A síndrome pós-covid afetou muitas mulheres, em especial aquelas na faixa da menopausa. Como diferenciar uma fadiga e um fog (confusão mental) decorrentes da covid de uma fadiga e um fog decorrentes da menopausa?

A síndrome pós-covid e a menopausa compartilham sintomas sobrepostos, como fadiga, confusão mental e distúrbios do sono, o que pode tornar a diferenciação desafiadora.

A síndrome pós-covid pode piorar os sintomas da menopausa ao exacerbar a inflamação e o estresse no corpo, tornando essencial uma abordagem de tratamento personalizada. Uma avaliação completa por um profissional de saúde qualificado pode ajudar a distinguir entre os dois.

Qual é, atualmente, a maior causa de menopausa precoce ou prematura?

As principais causas da menopausa precoce ou prematura incluem doenças autoimunes, condições genéticas como a síndrome de Turner e certos tratamentos contra o câncer, como quimioterapia e radiação. A menopausa cirúrgica devido à ooforectomia continua comum, frequentemente realizada durante histerectomias (extração do útero). Embora as taxas variem globalmente, muitas dessas cirurgias ainda são feitas preventivamente ou, às vezes, devido à falta de diretrizes firmes sobre a preservação ovariana. Quando apropriado, isso mostra a necessidade de abordagens que conservem os ovários, por exemplo.

Qual o peso da menopausa na obesidade? Remédios como o Ozempic podem ser usados durante esse período?

A menopausa é frequentemente associada a mudanças na composição corporal, incluindo aumento da gordura abdominal e redução da massa muscular, em parte devido ao declínio dos níveis hormonais. Essa mudança pode aumentar o risco de obesidade e condições relacionadas, como diabetes.

Medicamentos como Ozempic (semaglutida), projetados para controle de peso e diabetes, podem ser usados ​​durante a menopausa sob orientação médica, mas mudanças no estilo de vida continuam sendo a base para manter um peso saudável.

Falando em estilo de vida, o quanto ele interfere na menopausa?

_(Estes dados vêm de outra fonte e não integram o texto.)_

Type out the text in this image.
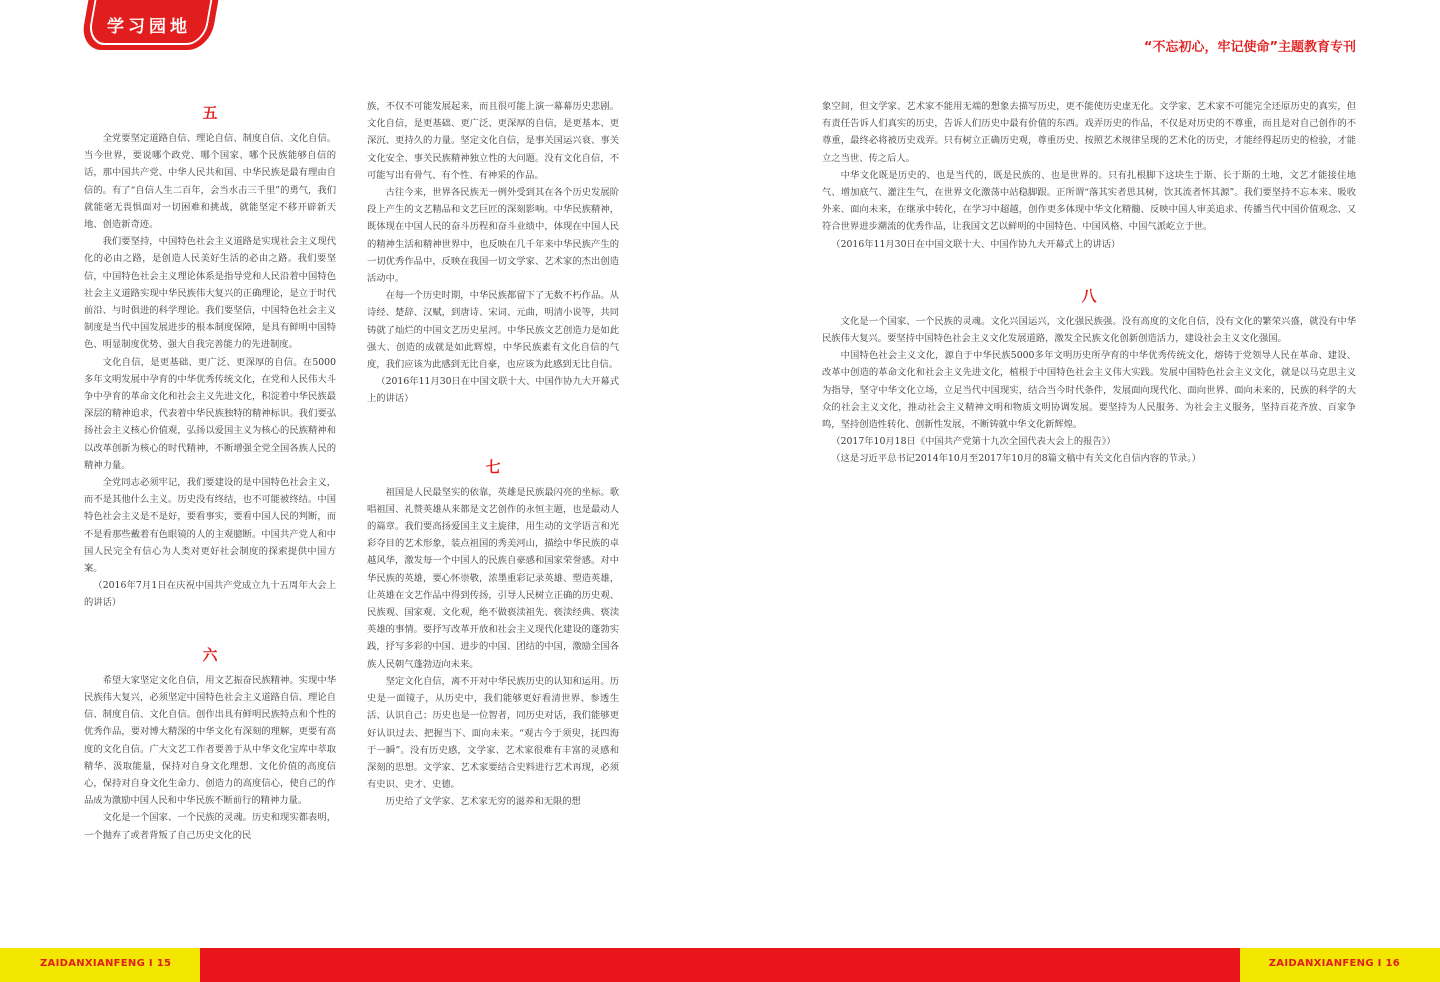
学习园地
“不忘初心，牢记使命”主题教育专刊
五

全党要坚定道路自信、理论自信、制度自信、文化自信。当今世界，要说哪个政党、哪个国家、哪个民族能够自信的话，那中国共产党、中华人民共和国、中华民族是最有理由自信的。有了“自信人生二百年，会当水击三千里”的勇气，我们就能毫无畏惧面对一切困难和挑战，就能坚定不移开辟新天地、创造新奇迹。

我们要坚持，中国特色社会主义道路是实现社会主义现代化的必由之路，是创造人民美好生活的必由之路。我们要坚信，中国特色社会主义理论体系是指导党和人民沿着中国特色社会主义道路实现中华民族伟大复兴的正确理论，是立于时代前沿、与时俱进的科学理论。我们要坚信，中国特色社会主义制度是当代中国发展进步的根本制度保障，是具有鲜明中国特色、明显制度优势、强大自我完善能力的先进制度。

文化自信，是更基础、更广泛、更深厚的自信。在5000多年文明发展中孕育的中华优秀传统文化，在党和人民伟大斗争中孕育的革命文化和社会主义先进文化，积淀着中华民族最深层的精神追求，代表着中华民族独特的精神标识。我们要弘扬社会主义核心价值观，弘扬以爱国主义为核心的民族精神和以改革创新为核心的时代精神，不断增强全党全国各族人民的精神力量。

全党同志必须牢记，我们要建设的是中国特色社会主义，而不是其他什么主义。历史没有终结，也不可能被终结。中国特色社会主义是不是好，要看事实，要看中国人民的判断，而不是看那些戴着有色眼镜的人的主观臆断。中国共产党人和中国人民完全有信心为人类对更好社会制度的探索提供中国方案。

（2016年7月1日在庆祝中国共产党成立九十五周年大会上的讲话）

六

希望大家坚定文化自信，用文艺振奋民族精神。实现中华民族伟大复兴，必须坚定中国特色社会主义道路自信、理论自信、制度自信、文化自信。创作出具有鲜明民族特点和个性的优秀作品，要对博大精深的中华文化有深刻的理解，更要有高度的文化自信。广大文艺工作者要善于从中华文化宝库中萃取精华、汲取能量，保持对自身文化理想、文化价值的高度信心，保持对自身文化生命力、创造力的高度信心，使自己的作品成为激励中国人民和中华民族不断前行的精神力量。

文化是一个国家、一个民族的灵魂。历史和现实都表明，一个抛弃了或者背叛了自己历史文化的民

族，不仅不可能发展起来，而且很可能上演一幕幕历史悲剧。文化自信，是更基础、更广泛、更深厚的自信，是更基本、更深沉、更持久的力量。坚定文化自信，是事关国运兴衰、事关文化安全、事关民族精神独立性的大问题。没有文化自信，不可能写出有骨气、有个性、有神采的作品。

古往今来，世界各民族无一例外受到其在各个历史发展阶段上产生的文艺精品和文艺巨匠的深刻影响。中华民族精神，既体现在中国人民的奋斗历程和奋斗业绩中，体现在中国人民的精神生活和精神世界中，也反映在几千年来中华民族产生的一切优秀作品中，反映在我国一切文学家、艺术家的杰出创造活动中。

在每一个历史时期，中华民族都留下了无数不朽作品。从诗经、楚辞、汉赋，到唐诗、宋词、元曲，明清小说等，共同铸就了灿烂的中国文艺历史星河。中华民族文艺创造力是如此强大、创造的成就是如此辉煌，中华民族素有文化自信的气度，我们应该为此感到无比自豪，也应该为此感到无比自信。

（2016年11月30日在中国文联十大、中国作协九大开幕式上的讲话）

七

祖国是人民最坚实的依靠，英雄是民族最闪亮的坐标。歌唱祖国、礼赞英雄从来都是文艺创作的永恒主题，也是最动人的篇章。我们要高扬爱国主义主旋律，用生动的文学语言和光彩夺目的艺术形象，装点祖国的秀美河山，描绘中华民族的卓越风华，激发每一个中国人的民族自豪感和国家荣誉感。对中华民族的英雄，要心怀崇敬，浓墨重彩记录英雄、塑造英雄，让英雄在文艺作品中得到传扬，引导人民树立正确的历史观、民族观、国家观、文化观，绝不做亵渎祖先、亵渎经典、亵渎英雄的事情。要抒写改革开放和社会主义现代化建设的蓬勃实践，抒写多彩的中国、进步的中国、团结的中国，激励全国各族人民朝气蓬勃迈向未来。

坚定文化自信，离不开对中华民族历史的认知和运用。历史是一面镜子，从历史中，我们能够更好看清世界、参透生活、认识自己；历史也是一位智者，同历史对话，我们能够更好认识过去、把握当下、面向未来。“观古今于须臾，抚四海于一瞬”。没有历史感，文学家、艺术家很难有丰富的灵感和深刻的思想。文学家、艺术家要结合史料进行艺术再现，必须有史识、史才、史德。

历史给了文学家、艺术家无穷的滋养和无限的想

象空间，但文学家、艺术家不能用无端的想象去描写历史，更不能使历史虚无化。文学家、艺术家不可能完全还原历史的真实，但有责任告诉人们真实的历史，告诉人们历史中最有价值的东西。戏弄历史的作品，不仅是对历史的不尊重，而且是对自己创作的不尊重，最终必将被历史戏弄。只有树立正确历史观，尊重历史、按照艺术规律呈现的艺术化的历史，才能经得起历史的检验，才能立之当世、传之后人。

中华文化既是历史的、也是当代的，既是民族的、也是世界的。只有扎根脚下这块生于斯、长于斯的土地，文艺才能接住地气、增加底气、灌注生气，在世界文化激荡中站稳脚跟。正所谓“落其实者思其树，饮其流者怀其源”。我们要坚持不忘本来、吸收外来、面向未来，在继承中转化，在学习中超越，创作更多体现中华文化精髓、反映中国人审美追求、传播当代中国价值观念、又符合世界进步潮流的优秀作品，让我国文艺以鲜明的中国特色、中国风格、中国气派屹立于世。

（2016年11月30日在中国文联十大、中国作协九大开幕式上的讲话）

八

文化是一个国家、一个民族的灵魂。文化兴国运兴，文化强民族强。没有高度的文化自信，没有文化的繁荣兴盛，就没有中华民族伟大复兴。要坚持中国特色社会主义文化发展道路，激发全民族文化创新创造活力，建设社会主义文化强国。

中国特色社会主义文化，源自于中华民族5000多年文明历史所孕育的中华优秀传统文化，熔铸于党领导人民在革命、建设、改革中创造的革命文化和社会主义先进文化，植根于中国特色社会主义伟大实践。发展中国特色社会主义文化，就是以马克思主义为指导，坚守中华文化立场，立足当代中国现实，结合当今时代条件，发展面向现代化、面向世界、面向未来的，民族的科学的大众的社会主义文化，推动社会主义精神文明和物质文明协调发展。要坚持为人民服务、为社会主义服务，坚持百花齐放、百家争鸣，坚持创造性转化、创新性发展，不断铸就中华文化新辉煌。

（2017年10月18日《中国共产党第十九次全国代表大会上的报告》）

（这是习近平总书记2014年10月至2017年10月的8篇文稿中有关文化自信内容的节录。）

ZAIDANXIANFENG I 15	ZAIDANXIANFENG I 16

O estilo de vida pode ter um impacto na gravidade e duração dos sintomas da menopausa. Exercícios regulares, dieta balanceada, gerenciamento de estresse e sono adequado podem ajudar a reduzir sintomas como ondas de calor, mudanças de humor e fadiga.

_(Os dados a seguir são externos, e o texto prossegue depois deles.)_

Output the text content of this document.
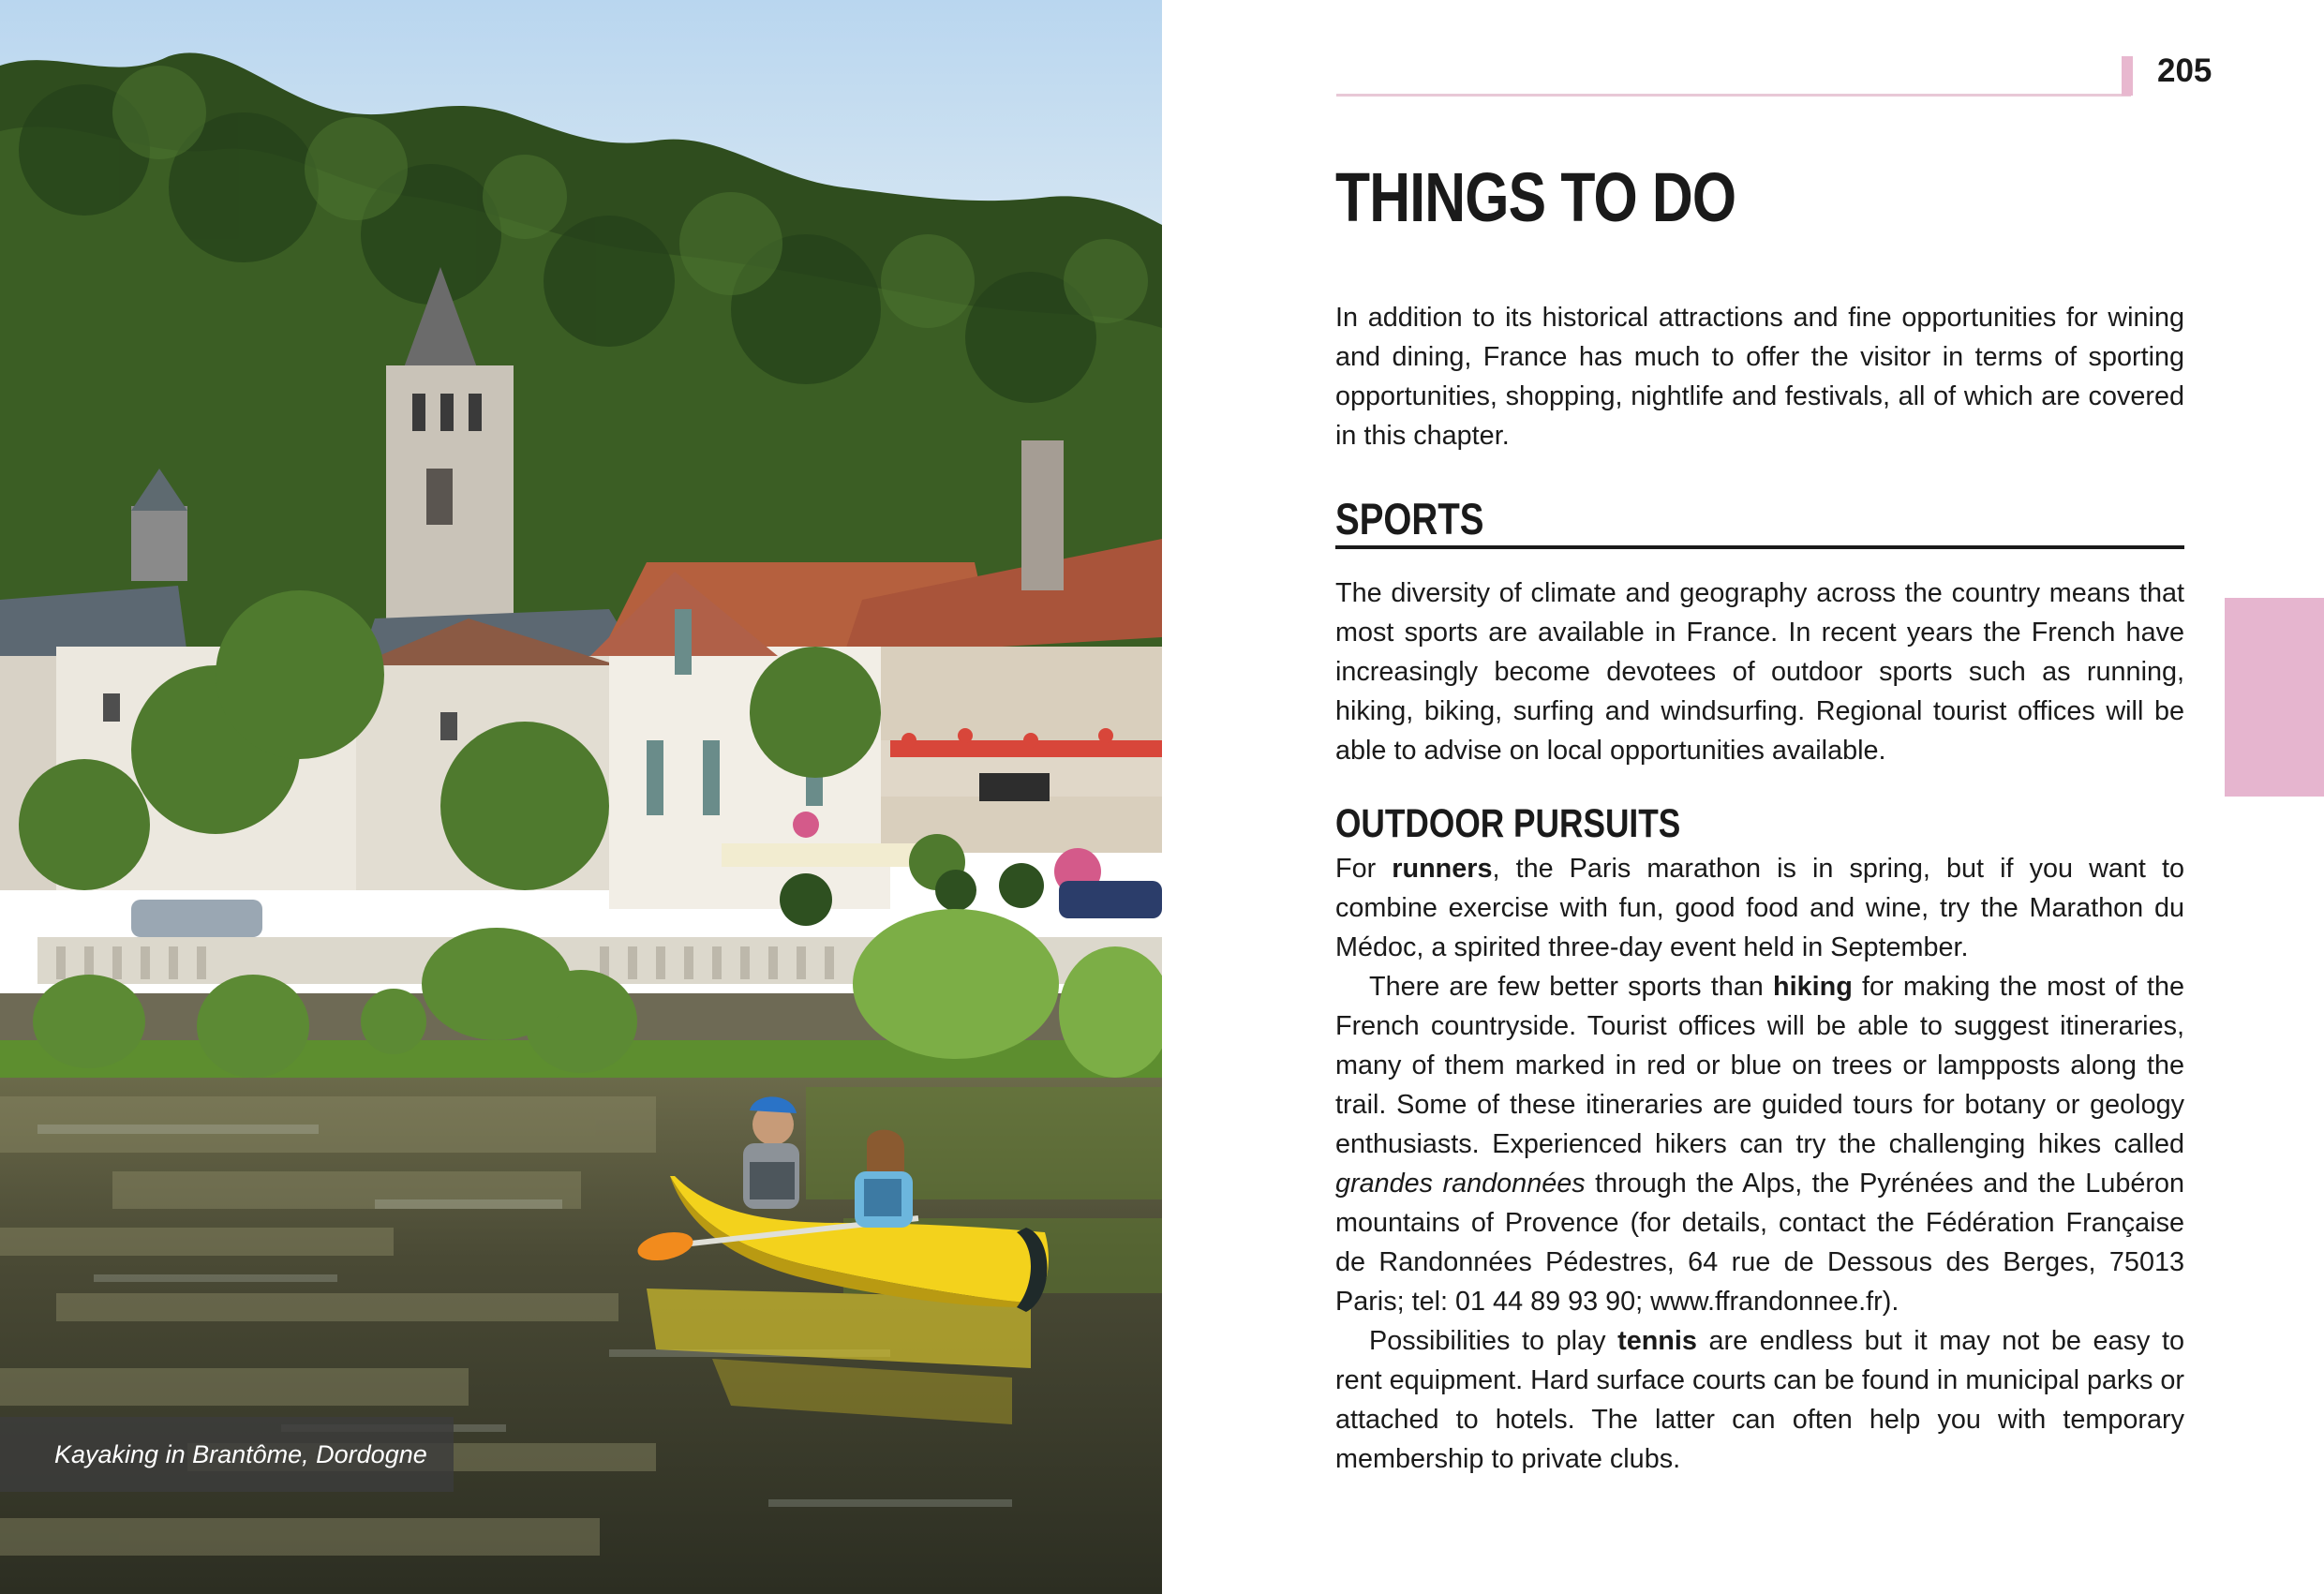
Kayaking in Brantôme, Dordogne
205
THINGS TO DO

In addition to its historical attractions and fine opportunities for wining and dining, France has much to offer the visitor in terms of sporting opportunities, shopping, nightlife and festivals, all of which are covered in this chapter.

SPORTS

The diversity of climate and geography across the country means that most sports are available in France. In recent years the French have increasingly become devotees of outdoor sports such as running, hiking, biking, surfing and windsurfing. Regional tourist offices will be able to advise on local opportunities available.

OUTDOOR PURSUITS

For runners, the Paris marathon is in spring, but if you want to combine exercise with fun, good food and wine, try the Marathon du Médoc, a spirited three-day event held in September.

There are few better sports than hiking for making the most of the French countryside. Tourist offices will be able to suggest itineraries, many of them marked in red or blue on trees or lampposts along the trail. Some of these itineraries are guided tours for botany or geology enthusiasts. Experienced hikers can try the challenging hikes called grandes randonnées through the Alps, the Pyrénées and the Lubéron mountains of Provence (for details, contact the Fédération Française de Randonnées Pédestres, 64 rue de Dessous des Berges, 75013 Paris; tel: 01 44 89 93 90; www.ffrandonnee.fr).

Possibilities to play tennis are endless but it may not be easy to rent equipment. Hard surface courts can be found in municipal parks or attached to hotels. The latter can often help you with temporary membership to private clubs.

Por outro lado, o cigarro, o uso excessivo de álcool e o estresse crônico podem exacerbar os sintomas e aumentar os riscos à saúde a longo prazo, especialmente quanto a doenças cardiovasculares e neurológicas.

O último capítulo do seu livro trata do poder do pensamento positivo. Qual é a importância dele na forma de lidar com a menopausa?

O pensamento positivo pode desempenhar um papel poderoso na forma de lidar com a menopausa. Estudos mostram que uma mentalidade positiva pode reduzir o estresse, melhorar a resiliência e até mesmo aliviar alguns sintomas ao mudar a maneira como o cérebro percebe e responde ao desconforto. Práticas como atenção plena, gratidão e terapia cognitivo-comportamental (TCC) podem melhorar o bem-estar geral durante essa transição.